Each pump is rated as capable of achieving a certain amount of flow and overcoming a certain amount of resistance. Ideally, the pump system will be designed so that the pump operates in the middle area of flow and head, known as the “sweet spot” of the curve.

The Science Behind Pumping Fluid

While a bit academic, some of the principles governing the behavior of water can help in understanding a pump’s capabilities.

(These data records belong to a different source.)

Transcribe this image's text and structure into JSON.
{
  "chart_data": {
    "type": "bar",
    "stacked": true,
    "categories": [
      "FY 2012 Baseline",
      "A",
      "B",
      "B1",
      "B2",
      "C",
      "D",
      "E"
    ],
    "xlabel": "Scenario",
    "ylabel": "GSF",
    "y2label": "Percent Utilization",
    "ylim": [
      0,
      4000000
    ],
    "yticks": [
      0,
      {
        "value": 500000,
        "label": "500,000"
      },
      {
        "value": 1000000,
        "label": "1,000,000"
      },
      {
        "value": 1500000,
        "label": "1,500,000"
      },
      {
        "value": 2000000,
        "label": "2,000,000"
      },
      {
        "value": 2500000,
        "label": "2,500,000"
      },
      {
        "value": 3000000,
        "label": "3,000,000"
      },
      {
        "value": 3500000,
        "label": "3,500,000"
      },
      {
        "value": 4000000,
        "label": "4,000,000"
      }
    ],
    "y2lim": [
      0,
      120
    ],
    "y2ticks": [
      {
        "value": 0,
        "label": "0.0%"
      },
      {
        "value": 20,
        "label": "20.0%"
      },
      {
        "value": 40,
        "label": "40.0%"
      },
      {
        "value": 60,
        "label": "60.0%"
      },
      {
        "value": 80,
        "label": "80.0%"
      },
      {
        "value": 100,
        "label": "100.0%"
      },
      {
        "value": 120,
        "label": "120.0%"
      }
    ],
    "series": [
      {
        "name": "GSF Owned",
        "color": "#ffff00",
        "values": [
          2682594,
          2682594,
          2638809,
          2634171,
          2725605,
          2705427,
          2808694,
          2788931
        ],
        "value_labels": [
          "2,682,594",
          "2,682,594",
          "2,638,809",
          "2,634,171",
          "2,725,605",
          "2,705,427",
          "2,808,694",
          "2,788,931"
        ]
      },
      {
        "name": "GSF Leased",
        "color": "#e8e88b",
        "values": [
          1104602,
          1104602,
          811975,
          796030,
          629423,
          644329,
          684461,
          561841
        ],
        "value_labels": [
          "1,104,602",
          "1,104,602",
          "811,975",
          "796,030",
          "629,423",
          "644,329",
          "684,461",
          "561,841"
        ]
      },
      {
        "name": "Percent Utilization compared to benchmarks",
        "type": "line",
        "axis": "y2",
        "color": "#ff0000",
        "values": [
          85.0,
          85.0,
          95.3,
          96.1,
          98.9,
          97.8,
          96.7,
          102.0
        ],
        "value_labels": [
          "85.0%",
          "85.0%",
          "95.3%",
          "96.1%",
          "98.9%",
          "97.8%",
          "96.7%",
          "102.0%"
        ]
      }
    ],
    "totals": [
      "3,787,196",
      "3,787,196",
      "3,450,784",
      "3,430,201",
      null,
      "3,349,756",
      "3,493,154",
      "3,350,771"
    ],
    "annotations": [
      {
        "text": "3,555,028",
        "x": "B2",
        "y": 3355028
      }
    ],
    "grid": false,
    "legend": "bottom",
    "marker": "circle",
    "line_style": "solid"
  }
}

To start with, atmospheric pressure on Earth at sea level is 14.7 psi (1 bar, or 1 barometric unit). The pressure becomes lower as altitude increases and higher in areas lower than sea level. With (distilled) water weighing 8.33 lbs. per gallon, atmospheric pressure will force that water to rise 33.9 ft. in a cylinder at sea level if all the air in the cylinder is evacuated. Likewise, mercury (Hg) weighs 112 lbs. per gallon and atmospheric pressure will force it to rise to 29.9 in. in a cylinder at sea level if all the air is removed.

Need a translation? Pumps often have an Hg rating and what this means, for example, is 1-in. Hg equals the ability to move 1.13 ft. of water (basic rule of thumb is 1 in. = 1 ft.). Therefore, a 20-in. Hg rating means the pump will lift approximately 20 ft. of water.

Pumps are designed to do two things: move liquid in and move it out. This is achieved by creating a difference in pressure between the suction and discharge sides of the pump. The pump must create low pressure on the suction side of the system. The combination of low pressure in the pump and atmospheric pressure results in positive suction head. Conversely, the pump must create high pressure on the discharge side of the system. This results in water being thrown out of the pump in the case of centrifugal models, or being pushed out in the case of positive displacement pumps.

Checklist for Renting a Pump

As your pumping application and pumping needs become more complex, it pays to take advantage of available expertise in this area. Some rental centers will have individuals specifically trained in hydraulics and pump technology who can guide you to the appropriate dewatering solution.

Following is a checklist to go over before renting a pump for a basic dewatering job:

  • What do you need to accomplish with the pump?
  • What type of liquid will be pumped and what are its properties?
  • Will there be any solid matter in the liquid?
  • What is the distance the fluid will be pumped?
  • How quickly does the liquid need to be moved?
  • Are there any special considerations or auxiliary equipment needed?
  • Is noise an issue?
  • What type and size of hose or piping is being utilized?
  • Where on the jobsite will the pump be placed?
  • Where will the liquid be discharged?

“Regardless of the type of [contractor], they all have one thing in common – they want a successful pumping application to move product from Point A to Point B,” Snow says. “A [knowledgeable] pump person will get the critical information – flow, elevation and distance – and recommend the right size pump for the job.”